President Joe Biden has not rolled back the formation of the U.S. Space Force. Also, in passing enabling legislation to create the Space Force in 2019, fellow Democrats in Congress largely voted with Republicans to establish in 2019 the sixth branch of the U.S. military. The Space Force is asking Congress for $17.4 billion as its 2022 budget. The $2 billion increase from this year is “for the domain that’s increasingly important to future conflicts and joint war fighting,” says C4isrmet, a website that describes itself as providing “Media for the Intelligence Age Military.”
Further, C4isrmet ran an article last week headlined: “Space Force seeks $832 million in classified spending, new missions and more in annual wish list.” This, it was explained, as it seeks to “develop a war fighting punch.”
The forming of the U.S. Space Force has come despite the Outer Space Treaty of 1967, formally titled “Treaty on Principles Governing the Activities of States in the Exploration and Use of Outer Space, including the Moon and Other Celestial Bodies.” It was put together by the U.S., the United Kingdom and then Soviet Union, and as of this year has been signed on to by more than 100 nations.
It provides that: “The exploration and use of outer space shall be carried out for the benefit and in the interests of all countries and shall be the province of all mankind…Outer space is not subject to national appropriation by claim of sovereignty, by means of use or occupation, or by any other means…States shall not place nuclear weapons or other weapons of mass destruction in orbit or on celestial bodies or station them in outer space in any other manner.”
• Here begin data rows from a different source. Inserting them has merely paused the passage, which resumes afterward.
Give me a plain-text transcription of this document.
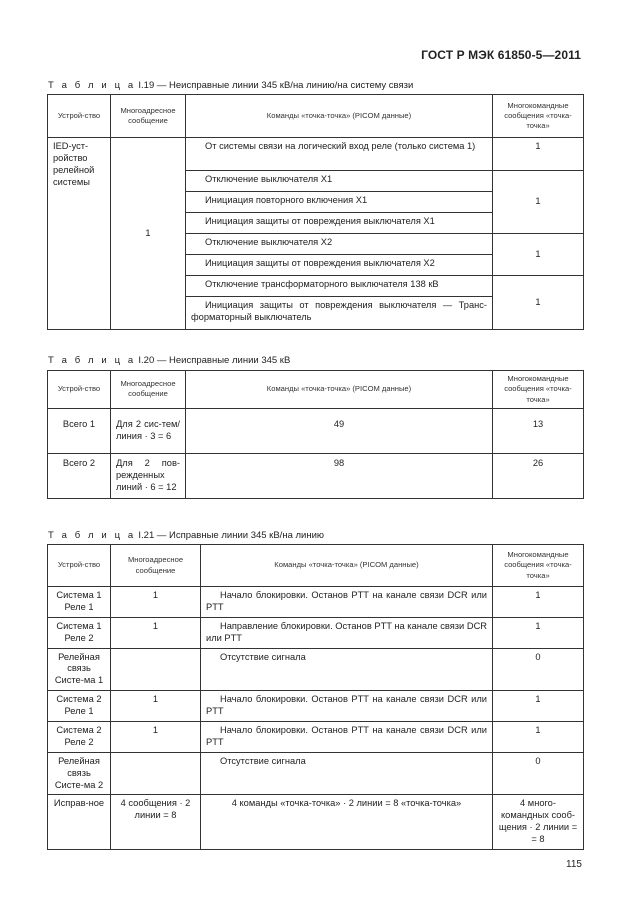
ГОСТ Р МЭК 61850-5—2011
Т а б л и ц а I.19 — Неисправные линии 345 кВ/на линию/на систему связи
Устрой-ство	Многоадресное сообщение	Команды «точка-точка» (PICOM данные)	Многокомандные сообщения «точка-точка»
IED-уст-ройство релейной системы	1	От системы связи на логический вход реле (только система 1)	1
		Отключение выключателя X1	1
		Инициация повторного включения X1	
		Инициация защиты от повреждения выключателя X1	
		Отключение выключателя X2	1
		Инициация защиты от повреждения выключателя X2	
		Отключение трансформаторного выключателя 138 кВ	1
		Инициация защиты от повреждения выключателя — Транс-форматорный выключатель	
Т а б л и ц а I.20 — Неисправные линии 345 кВ
Устрой-ство	Многоадресное сообщение	Команды «точка-точка» (PICOM данные)	Многокомандные сообщения «точка-точка»
Всего 1	Для 2 сис-тем/линия · 3 = 6	49	13
Всего 2	Для 2 пов-режденных линий · 6 = 12	98	26
Т а б л и ц а I.21 — Исправные линии 345 кВ/на линию
Устрой-ство	Многоадресное сообщение	Команды «точка-точка» (PICOM данные)	Многокомандные сообщения «точка-точка»
Система 1 Реле 1	1	Начало блокировки. Останов PTT на канале связи DCR или PTT	1
Система 1 Реле 2	1	Направление блокировки. Останов PTT на канале связи DCR или PTT	1
Релейная связь Систе-ма 1		Отсутствие сигнала	0
Система 2 Реле 1	1	Начало блокировки. Останов PTT на канале связи DCR или PTT	1
Система 2 Реле 2	1	Начало блокировки. Останов PTT на канале связи DCR или PTT	1
Релейная связь Систе-ма 2		Отсутствие сигнала	0
Исправ-ное	4 сообщения · 2 линии = 8	4 команды «точка-точка» · 2 линии = 8 «точка-точка»	4 много-командных сооб-щения · 2 линии = = 8
115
There have been repeated efforts at the UN over the last several decades to expand the Outer Space Treaty with a “Prevention of An Arms Race in Outer Space” (PAROS) treaty that would not only prohibit the deployment of “weapons of mass destruction” in space but bar the placement of any weapons in space. Canada, China and Russia have led in advocating the PAROS treaty, but the U.S., through a series of U.S. administrations, has essentially vetoed passage of it at the UN.
“Despite the existence of the Outer Space Treaty that was created to ensure peaceful use of space, the United States has inserted the new U.S. Space Force which has one clear goal—control and domination of the heavens,” said Gagnon of the Maine-based Global Network. “A key solution to this growing peril of war in space is the creation of a new, expanded treaty, the PAROS treaty. But, sadly, the U.S. is heading in the opposite direction and now, with automation being added, an enormous new danger is being inserted into the challenge of keeping space for peace: automation of space warfare.”
As to the opening of the SWORD laboratory, “this illustrates for me,” said Gagnon, “how local communities, in need of economic development, come groveling to the Pentagon for any kind of weapons production no matter the ethical and real-world dangers these factories of destruction present.” Meanwhile, “The aerospace industry and its associated agents have become blinded by the quest for profit and power. The wake-up call is being sounded but those in power can’t hear.”